Portfolio Presentation Strategy:
- Highlight your expertise in data modeling, data warehousing, and cloud-based analytics through previous projects
- Showcase your ability to design, build, and maintain scalable data infrastructure and warehousing solutions
- Demonstrate your experience in creating robust ELT processes and developing data pipelines
- Include data lineage tracking, quality monitoring, and metadata management skills in your portfolio
- Tailor your presentation to GSCF's data team values and collaboration style, emphasizing your fit within the organization
📝 Enhancement Note: The interview process for this role is designed to assess the candidate's technical skills, problem-solving abilities, and cultural fit within the organization. Successful candidates will demonstrate a strong background in data modeling, data warehaging, and cloud-based analytics, as well as excellent communication and collaboration skills.
📌 Application Steps
To apply for this Senior Data Platform Engineer position at GSCF:
- Customize Your Portfolio: Tailor your portfolio to highlight your expertise in data modeling, data warehousing, and cloud-based analytics, with a focus on scalable data infrastructure and warehousing solutions, robust ELT processes, and data pipeline development.

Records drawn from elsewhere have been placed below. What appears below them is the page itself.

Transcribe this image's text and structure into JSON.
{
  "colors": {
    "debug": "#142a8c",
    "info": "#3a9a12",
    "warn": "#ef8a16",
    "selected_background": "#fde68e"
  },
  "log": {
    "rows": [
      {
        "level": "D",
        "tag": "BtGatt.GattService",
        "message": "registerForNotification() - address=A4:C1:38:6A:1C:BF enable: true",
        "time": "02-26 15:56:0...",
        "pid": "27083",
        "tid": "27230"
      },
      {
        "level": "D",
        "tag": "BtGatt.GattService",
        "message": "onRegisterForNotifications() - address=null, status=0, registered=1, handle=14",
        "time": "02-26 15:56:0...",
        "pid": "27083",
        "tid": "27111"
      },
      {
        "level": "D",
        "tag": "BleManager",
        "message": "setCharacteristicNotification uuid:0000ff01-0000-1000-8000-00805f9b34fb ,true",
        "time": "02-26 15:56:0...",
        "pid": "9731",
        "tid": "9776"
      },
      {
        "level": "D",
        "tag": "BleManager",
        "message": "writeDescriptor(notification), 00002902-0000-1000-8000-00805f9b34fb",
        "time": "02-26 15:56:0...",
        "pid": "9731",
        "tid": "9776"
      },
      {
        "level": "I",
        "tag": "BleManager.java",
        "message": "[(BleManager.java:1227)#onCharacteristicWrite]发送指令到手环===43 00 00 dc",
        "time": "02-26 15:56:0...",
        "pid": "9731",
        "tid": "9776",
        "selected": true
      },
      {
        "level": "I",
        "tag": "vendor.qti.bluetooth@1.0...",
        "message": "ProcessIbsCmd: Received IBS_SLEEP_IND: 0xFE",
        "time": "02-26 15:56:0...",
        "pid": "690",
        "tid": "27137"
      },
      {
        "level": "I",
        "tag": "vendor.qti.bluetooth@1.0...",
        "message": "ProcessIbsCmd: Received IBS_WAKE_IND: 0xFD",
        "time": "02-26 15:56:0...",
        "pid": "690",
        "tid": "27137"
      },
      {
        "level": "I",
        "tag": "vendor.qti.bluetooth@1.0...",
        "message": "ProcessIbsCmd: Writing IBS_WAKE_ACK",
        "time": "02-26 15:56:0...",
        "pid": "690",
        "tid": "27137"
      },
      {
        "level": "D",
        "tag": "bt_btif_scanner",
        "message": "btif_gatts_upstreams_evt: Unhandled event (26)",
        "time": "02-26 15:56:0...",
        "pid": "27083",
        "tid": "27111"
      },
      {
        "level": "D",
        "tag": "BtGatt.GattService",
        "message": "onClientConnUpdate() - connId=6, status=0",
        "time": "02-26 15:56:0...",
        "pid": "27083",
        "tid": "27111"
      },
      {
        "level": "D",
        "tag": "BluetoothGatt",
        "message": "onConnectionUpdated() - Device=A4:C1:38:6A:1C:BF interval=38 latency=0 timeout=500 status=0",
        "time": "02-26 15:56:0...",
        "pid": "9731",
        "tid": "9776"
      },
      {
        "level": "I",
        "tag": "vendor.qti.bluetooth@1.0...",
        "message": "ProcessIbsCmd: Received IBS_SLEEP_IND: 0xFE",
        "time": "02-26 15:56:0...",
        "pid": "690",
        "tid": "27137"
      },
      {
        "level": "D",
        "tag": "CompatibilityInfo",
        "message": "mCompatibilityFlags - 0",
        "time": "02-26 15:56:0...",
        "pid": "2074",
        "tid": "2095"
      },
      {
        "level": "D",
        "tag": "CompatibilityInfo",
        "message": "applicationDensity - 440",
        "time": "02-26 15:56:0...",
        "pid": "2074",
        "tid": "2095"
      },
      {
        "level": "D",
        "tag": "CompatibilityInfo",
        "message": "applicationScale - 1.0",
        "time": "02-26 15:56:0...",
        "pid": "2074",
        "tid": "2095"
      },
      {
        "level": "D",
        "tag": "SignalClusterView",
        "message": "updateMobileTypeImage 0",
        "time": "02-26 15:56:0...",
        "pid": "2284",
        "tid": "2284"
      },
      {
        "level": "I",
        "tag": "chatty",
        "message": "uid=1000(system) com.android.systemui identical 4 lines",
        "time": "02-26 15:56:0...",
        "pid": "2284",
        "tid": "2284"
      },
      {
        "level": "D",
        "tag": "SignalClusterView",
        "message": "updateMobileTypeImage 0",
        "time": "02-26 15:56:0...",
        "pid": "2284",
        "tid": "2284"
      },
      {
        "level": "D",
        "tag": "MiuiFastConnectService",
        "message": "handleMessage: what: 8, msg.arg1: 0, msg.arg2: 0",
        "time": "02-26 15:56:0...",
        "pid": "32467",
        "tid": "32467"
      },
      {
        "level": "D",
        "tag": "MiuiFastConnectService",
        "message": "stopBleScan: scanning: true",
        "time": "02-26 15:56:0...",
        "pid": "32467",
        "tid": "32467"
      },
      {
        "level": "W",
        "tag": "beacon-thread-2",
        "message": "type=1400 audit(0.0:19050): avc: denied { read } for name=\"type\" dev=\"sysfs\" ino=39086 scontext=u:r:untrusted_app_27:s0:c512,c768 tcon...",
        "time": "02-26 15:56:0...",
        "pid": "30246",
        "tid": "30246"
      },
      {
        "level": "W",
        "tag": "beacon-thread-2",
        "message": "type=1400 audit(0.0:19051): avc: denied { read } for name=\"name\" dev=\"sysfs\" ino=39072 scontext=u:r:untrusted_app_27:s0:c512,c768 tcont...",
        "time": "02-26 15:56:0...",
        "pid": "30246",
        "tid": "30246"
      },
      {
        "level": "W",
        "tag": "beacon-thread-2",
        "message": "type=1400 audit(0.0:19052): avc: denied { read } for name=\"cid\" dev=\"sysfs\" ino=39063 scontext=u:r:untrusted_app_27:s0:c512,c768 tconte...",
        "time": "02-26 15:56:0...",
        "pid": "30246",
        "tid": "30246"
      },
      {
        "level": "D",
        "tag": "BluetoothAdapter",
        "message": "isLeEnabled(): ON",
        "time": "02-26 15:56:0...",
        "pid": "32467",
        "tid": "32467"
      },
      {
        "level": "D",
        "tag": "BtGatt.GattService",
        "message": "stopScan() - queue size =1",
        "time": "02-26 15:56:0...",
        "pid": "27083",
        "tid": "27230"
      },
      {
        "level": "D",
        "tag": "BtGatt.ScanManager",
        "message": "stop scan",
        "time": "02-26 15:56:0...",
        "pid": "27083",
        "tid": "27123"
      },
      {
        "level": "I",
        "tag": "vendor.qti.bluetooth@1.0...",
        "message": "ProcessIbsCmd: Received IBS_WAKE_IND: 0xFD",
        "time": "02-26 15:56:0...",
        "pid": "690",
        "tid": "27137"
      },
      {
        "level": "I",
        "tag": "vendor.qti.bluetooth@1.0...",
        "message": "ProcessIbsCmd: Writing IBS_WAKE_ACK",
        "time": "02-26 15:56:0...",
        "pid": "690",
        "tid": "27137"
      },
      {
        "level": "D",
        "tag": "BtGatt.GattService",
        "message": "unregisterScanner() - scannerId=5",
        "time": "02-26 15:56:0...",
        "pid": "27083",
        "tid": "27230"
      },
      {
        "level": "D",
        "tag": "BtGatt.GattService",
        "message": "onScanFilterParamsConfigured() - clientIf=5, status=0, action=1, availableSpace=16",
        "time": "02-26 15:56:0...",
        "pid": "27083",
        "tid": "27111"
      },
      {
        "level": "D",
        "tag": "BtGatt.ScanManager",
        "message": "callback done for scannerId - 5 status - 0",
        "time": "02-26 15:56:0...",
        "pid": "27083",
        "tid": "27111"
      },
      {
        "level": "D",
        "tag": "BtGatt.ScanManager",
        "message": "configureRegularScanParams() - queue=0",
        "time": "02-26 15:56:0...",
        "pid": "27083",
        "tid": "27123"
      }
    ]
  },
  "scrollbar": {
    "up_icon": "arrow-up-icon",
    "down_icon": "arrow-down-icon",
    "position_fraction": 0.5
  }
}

- Optimize Your Resume: Highlight your relevant experience and skills, including data modeling, data warehousing, cloud services, data orchestration tools, and modern cloud data platforms. Emphasize your problem-solving abilities, communication skills, and cultural fit within the organization.
- Prepare for Technical Assessment: Brush up on your SQL skills, focusing on analytical query and database performance tuning. Review your experience with data modeling concepts, cloud services, data orchestration tools, and modern cloud data platforms. Familiarize yourself with data governance, privacy, security, and compliance requirements.
- Research the Company: Learn about GSCF's global presence, collaborative team culture, and data-driven approach to decision making. Understand the company's role in the financial services industry and its commitment to working capital solutions.
⚠️ Important Notice: This enhanced job description includes AI-generated insights and web technology industry-standard assumptions. All details should be verified directly with the hiring organization before making application decisions.
Application Requirements
Candidates should have over 5 years of experience in SQL, data warehousing, and cloud services. Strong skills in data modeling, Python programming, and data orchestration tools are also required.